14. Hukuk Dairesi Esas No: 2017/5917 Karar No: 2021/1963 Karar Tarihi: 22.03.2021
Yargıtay 14. Hukuk Dairesi 2017/5917 Esas 2021/1963 Karar Sayılı İlamı
14. Hukuk Dairesi 2017/5917 E. , 2021/1963 K.
"İçtihat Metni"
14. Hukuk Dairesi
MAHKEMESİ :Sulh Hukuk Mahkemesi
Davacılar vekili tarafından, davalı aleyhine 16.06.2015 gününde verilen dilekçe ile elbirliği mülkiyetinin paylı mülkiyete çevrilmesi talebi üzerine yapılan duruşma sonunda; davanın usulden reddine dair verilen 22.10.2015 günlü hükmün Yargıtayca incelenmesi davacılar vekili tarafından istenilmekle süresinde olduğu anlaşılan temyiz dilekçesinin kabulüne karar verildikten sonra dosya ve içerisindeki bütün kağıtlar incelenerek gereği düşünüldü: K A R A R Dava, elbirliği mülkiyetinin paylı mülkiyete çevrilmesine ilişkindir.

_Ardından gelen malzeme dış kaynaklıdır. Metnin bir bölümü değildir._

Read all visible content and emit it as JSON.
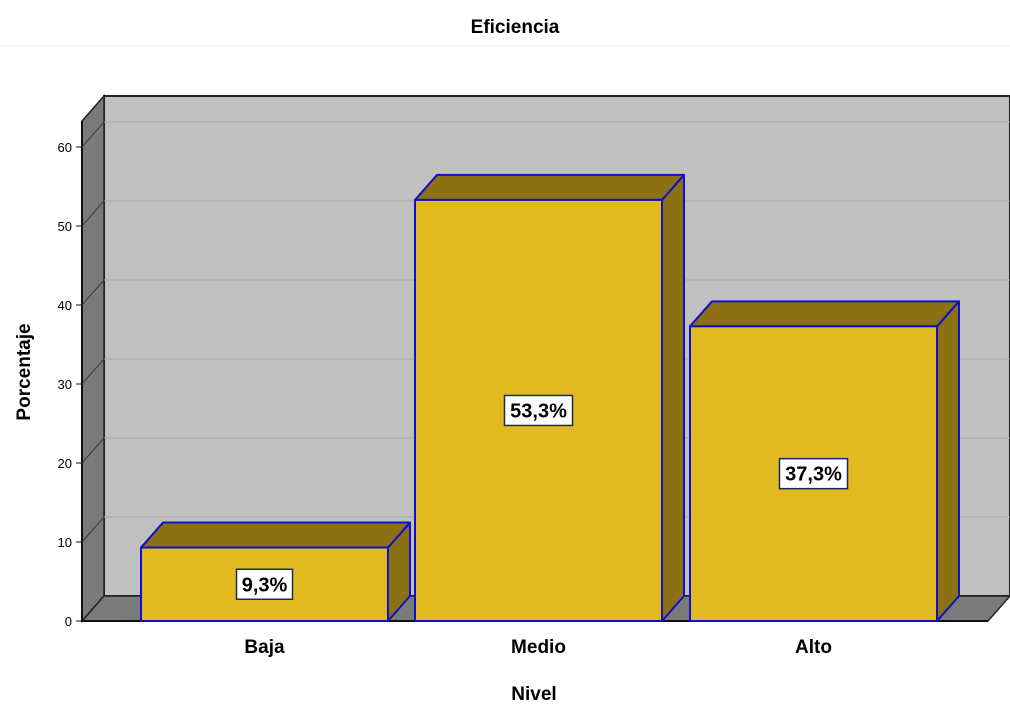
{
  "chart_data": {
    "type": "bar",
    "title": "Eficiencia",
    "xlabel": "Nivel",
    "ylabel": "Porcentaje",
    "categories": [
      "Baja",
      "Medio",
      "Alto"
    ],
    "values": [
      9.3,
      53.3,
      37.3
    ],
    "data_labels": [
      "9,3%",
      "53,3%",
      "37,3%"
    ],
    "ylim": [
      0,
      60
    ],
    "yticks": [
      "0",
      "10",
      "20",
      "30",
      "40",
      "50",
      "60"
    ],
    "grid": true,
    "style": "3d",
    "colors": {
      "bar_front": "#E1BA1F",
      "bar_top": "#8C7114",
      "bar_side": "#8C7114",
      "bar_outline": "#1010C8",
      "plot_back": "#C0C0C0",
      "floor": "#7A7A7A",
      "wall": "#7A7A7A",
      "gridline": "#A8A8A8"
    }
  }
}
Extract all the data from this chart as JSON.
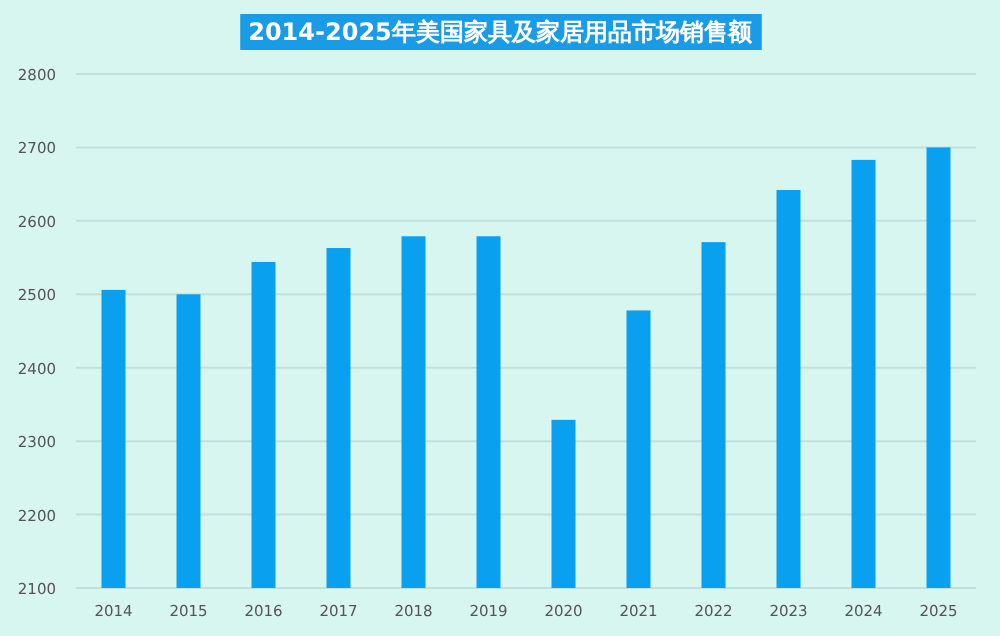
{
  "chart_data": {
    "type": "bar",
    "title": "2014-2025年美国家具及家居用品市场销售额",
    "categories": [
      "2014",
      "2015",
      "2016",
      "2017",
      "2018",
      "2019",
      "2020",
      "2021",
      "2022",
      "2023",
      "2024",
      "2025"
    ],
    "values": [
      2506,
      2500,
      2544,
      2563,
      2579,
      2579,
      2329,
      2478,
      2571,
      2642,
      2683,
      2700
    ],
    "color": "#0aa0f0",
    "ylim": [
      2100,
      2800
    ],
    "yticks": [
      2100,
      2200,
      2300,
      2400,
      2500,
      2600,
      2700,
      2800
    ],
    "grid": "y"
  }
}
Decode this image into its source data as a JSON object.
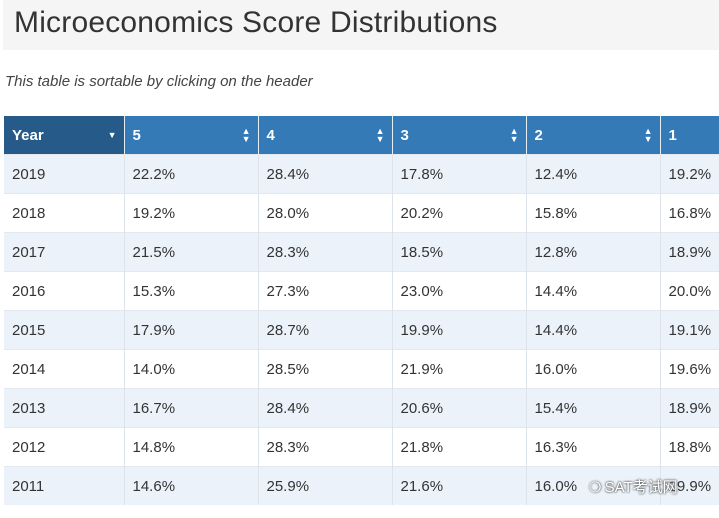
{
  "page": {
    "title": "Microeconomics Score Distributions",
    "note": "This table is sortable by clicking on the header"
  },
  "table": {
    "headers": [
      "Year",
      "5",
      "4",
      "3",
      "2",
      "1"
    ],
    "rows": [
      [
        "2019",
        "22.2%",
        "28.4%",
        "17.8%",
        "12.4%",
        "19.2%"
      ],
      [
        "2018",
        "19.2%",
        "28.0%",
        "20.2%",
        "15.8%",
        "16.8%"
      ],
      [
        "2017",
        "21.5%",
        "28.3%",
        "18.5%",
        "12.8%",
        "18.9%"
      ],
      [
        "2016",
        "15.3%",
        "27.3%",
        "23.0%",
        "14.4%",
        "20.0%"
      ],
      [
        "2015",
        "17.9%",
        "28.7%",
        "19.9%",
        "14.4%",
        "19.1%"
      ],
      [
        "2014",
        "14.0%",
        "28.5%",
        "21.9%",
        "16.0%",
        "19.6%"
      ],
      [
        "2013",
        "16.7%",
        "28.4%",
        "20.6%",
        "15.4%",
        "18.9%"
      ],
      [
        "2012",
        "14.8%",
        "28.3%",
        "21.8%",
        "16.3%",
        "18.8%"
      ],
      [
        "2011",
        "14.6%",
        "25.9%",
        "21.6%",
        "16.0%",
        "19.9%"
      ]
    ]
  },
  "sort_icons": {
    "year": "sort-down-icon",
    "others": "sort-both-icon"
  },
  "colors": {
    "header_bg": "#337ab7",
    "header_sorted_bg": "#265a88",
    "row_alt_bg": "#ebf2fa"
  },
  "watermark": {
    "text": "SAT考试网"
  }
}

Davacılar vekili, ...ili, ... ilçesi, ...129 ada 63 - 80, ...mevki 117 ada 86-82-37-30-28-24, Tozlu mevkii 103 ada 23-1 parsel sayılı taşınmazlarda davacılar ile davalının iştirak halinde malik bulunduklarını belirterek, iştirak halindeki mülkiyetin müşterek mülkiyete dönüştürülmesine karar verilmesini talep ve dava etmiştir. Mahkemece, davanın HMK’nın 114/1-c maddesi delaletiyle 115/2. madde ve fıkrası gereğince usulden reddine karar verilmiştir. Hükmü, davacılar vekili temyiz etmiştir. Mahkemece her ne kadar 5831 sayılı Tapu Kanunu ile Bazı Kanunlarda Değişiklik Yapılmasına Dair Kanunun 8. maddesi ile Kadastro Kanunu’na eklenen ek 3. maddesine göre elbirliği mülkiyetinin paylı mülkiyete dönüştürülmesi işleminde tapu sicil müdürlüğünün görevlendirilmiş olduğundan söz edilerek davanın reddine karar verilmiş ise de, anılan yasa maddesi idari yoldan elbirliği mülkiyetinin paylı mülkiyete çevrilmesine ilişkin olup maddenin ikinci fıkrasında da isteme karşı bir itiraz ileri sürülmediği ya da ortaklığın giderilmesi davası açılmadığı takdirde paylı mülkiyet olarak tescilin yapılabileceği düzenlenmiştir. Somut olayda, davacıların Medeni Kanun’un 644. maddesi gereğince elbirliği mülkiyetinin paylı mülkiyete çevrilmesini istemelerinde bir usulsüzlük bulunmamaktadır. Bu durumda mahkemece davalıya Medeni Kanun’un 644. maddesi gereğince yöntemine uygun dava dilekçesi tebliğinin sağlanmasından sonra işin esasının incelenerek sonucuna göre bir karar verilmesi gerekirken yazılı şekilde hüküm kurulması doğru görülmemiş, bu sebeple kararın bozulması gerekmiştir. SONUÇ: Yukarıda açıklanan nedenlerle davacılar vekilinin temyiz isteminin kabulü ile hükmün BOZULMASINA, peşin yatırılan harcın yatırana iadesine, 22.03.2021 gününde oy birliği ile karar verildi.